送迎業務は基本的に一人で対応することが多く、道に迷ったり、利用者様の状態を把握できていなかったりすると、不安が募るものです。

しかし、この不安は事前の確実な準備によって最小限に抑えることができます。

「送迎に慣れてきたから」「時間がないから」といって準備を怠ると、予期せぬトラブルにつながることもあります。

送迎に「絶対」はありませんが、しっかり準備をしておくことで、イレギュラーな事態にも対応できる力がつきます。

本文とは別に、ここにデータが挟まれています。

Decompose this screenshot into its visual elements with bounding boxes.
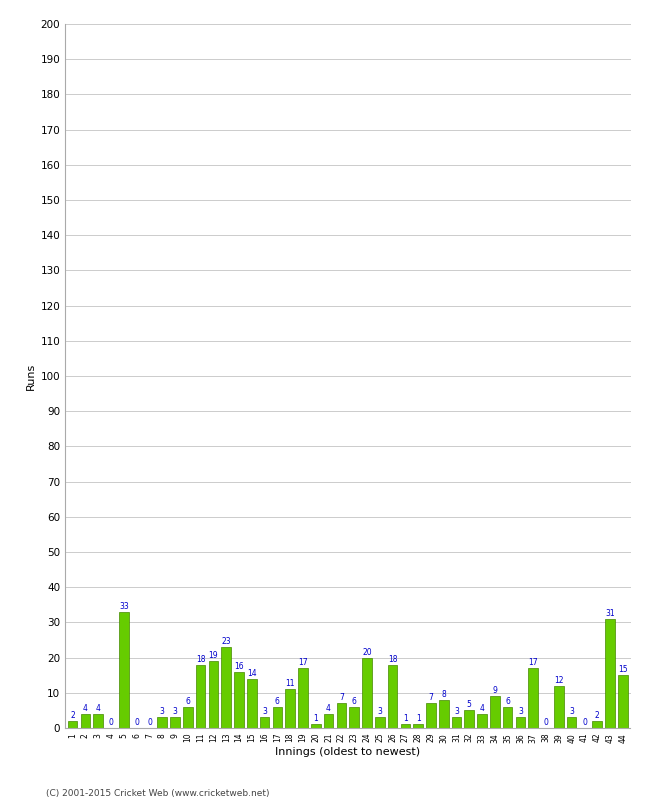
Text: 18: 18 <box>196 654 205 663</box>
Text: 20: 20 <box>362 647 372 657</box>
Bar <box>209 661 218 728</box>
Bar <box>157 718 167 728</box>
Text: 1: 1 <box>416 714 421 723</box>
Text: 14: 14 <box>247 669 257 678</box>
Text: 18: 18 <box>388 654 397 663</box>
Bar <box>362 658 372 728</box>
Text: 6: 6 <box>275 697 280 706</box>
Text: 1: 1 <box>403 714 408 723</box>
Bar <box>515 718 525 728</box>
Bar <box>528 668 538 728</box>
Text: 2: 2 <box>595 711 599 720</box>
Text: 3: 3 <box>518 707 523 716</box>
Text: 11: 11 <box>285 679 295 688</box>
Bar <box>68 721 77 728</box>
Bar <box>490 696 500 728</box>
Text: 0: 0 <box>147 718 152 727</box>
Y-axis label: Runs: Runs <box>26 362 36 390</box>
X-axis label: Innings (oldest to newest): Innings (oldest to newest) <box>275 746 421 757</box>
Bar <box>183 707 192 728</box>
Text: 3: 3 <box>173 707 177 716</box>
Bar <box>222 647 231 728</box>
Bar <box>452 718 461 728</box>
Text: 0: 0 <box>543 718 549 727</box>
Bar <box>272 707 282 728</box>
Text: 0: 0 <box>109 718 114 727</box>
Bar <box>247 678 257 728</box>
Text: (C) 2001-2015 Cricket Web (www.cricketweb.net): (C) 2001-2015 Cricket Web (www.cricketwe… <box>46 789 269 798</box>
Bar <box>400 725 410 728</box>
Bar <box>426 703 436 728</box>
Text: 6: 6 <box>185 697 190 706</box>
Text: 23: 23 <box>222 637 231 646</box>
Bar <box>81 714 90 728</box>
Text: 9: 9 <box>493 686 497 695</box>
Text: 6: 6 <box>352 697 357 706</box>
Bar <box>324 714 333 728</box>
Bar <box>196 665 205 728</box>
Text: 2: 2 <box>70 711 75 720</box>
Text: 3: 3 <box>377 707 382 716</box>
Bar <box>592 721 602 728</box>
Text: 4: 4 <box>480 704 484 713</box>
Bar <box>465 710 474 728</box>
Bar <box>605 619 615 728</box>
Text: 33: 33 <box>119 602 129 610</box>
Bar <box>94 714 103 728</box>
Text: 3: 3 <box>160 707 164 716</box>
Bar <box>234 672 244 728</box>
Text: 5: 5 <box>467 700 472 710</box>
Text: 0: 0 <box>134 718 139 727</box>
Text: 4: 4 <box>96 704 101 713</box>
Text: 6: 6 <box>505 697 510 706</box>
Text: 17: 17 <box>298 658 308 667</box>
Bar <box>439 700 448 728</box>
Text: 19: 19 <box>209 651 218 660</box>
Bar <box>618 675 628 728</box>
Text: 31: 31 <box>605 609 615 618</box>
Bar <box>170 718 180 728</box>
Bar <box>285 690 295 728</box>
Bar <box>349 707 359 728</box>
Text: 15: 15 <box>618 665 628 674</box>
Text: 17: 17 <box>528 658 538 667</box>
Text: 4: 4 <box>326 704 331 713</box>
Bar <box>260 718 269 728</box>
Text: 12: 12 <box>554 676 564 685</box>
Bar <box>337 703 346 728</box>
Bar <box>311 725 320 728</box>
Text: 3: 3 <box>454 707 459 716</box>
Text: 0: 0 <box>582 718 587 727</box>
Bar <box>413 725 423 728</box>
Bar <box>298 668 307 728</box>
Bar <box>477 714 487 728</box>
Bar <box>554 686 564 728</box>
Bar <box>375 718 385 728</box>
Text: 4: 4 <box>83 704 88 713</box>
Text: 3: 3 <box>569 707 574 716</box>
Text: 1: 1 <box>313 714 318 723</box>
Text: 8: 8 <box>441 690 446 698</box>
Text: 3: 3 <box>262 707 267 716</box>
Bar <box>388 665 397 728</box>
Bar <box>503 707 512 728</box>
Bar <box>567 718 577 728</box>
Text: 7: 7 <box>339 694 344 702</box>
Text: 7: 7 <box>428 694 434 702</box>
Bar <box>119 612 129 728</box>
Text: 16: 16 <box>234 662 244 670</box>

それでは、送迎出発前に確認すべき3つの重要ポイントを見ていきましょう!

1. 送迎先の確認とルート構築

利用者様のご自宅に無事到着し、安全に送迎を行うために、最も基本となるのがこの確認です。

 自宅住所と行き方の確認

    ◦ 昔は紙の地図が主流でしたが、今は便利なツールがたくさんあります。

    ◦ ゼンリンのデジタウン:住所ごとの苗字も表示され、詳細な地図を確認できます。ただし、送迎範囲が広いと費用がかさむ点が難点です。

    ◦ Googleマップ:大まかな地図ですが、ストリートビューを使えば周辺の状況を鮮明に確認できます。

    ◦ カーナビゲーション:車載カーナビやGoogleマップのナビ機能も活用しましょう。

 送迎資料の準備

    ◦ 家屋の外観や周辺の写真、停車位置を示す写真があると非常に便利です。

    ◦ ストリートビューでも確認できますが、細かな点は担当職員が訪問時に写真を撮り、職員間で共有するのが良いでしょう。

    ◦ 具体的な注意情報

        ▪ 何番の駐車場に止めるか

        ▪ 端に寄せて止める

        ▪ 乗り降りしやすい向き

    ◦ 初めての送迎先は経験者でも不安なので、このような資料は安心感につながります。

 送迎車両の待機場所・乗降場所の事前打ち合わせ

    ◦ 予定場所が利用できない場合の代替場所も検討し、安全面や交通の妨げにならないよう配慮が必要です。

    ◦ 地図上では広く見えても、実際は道が狭いこともよくあります。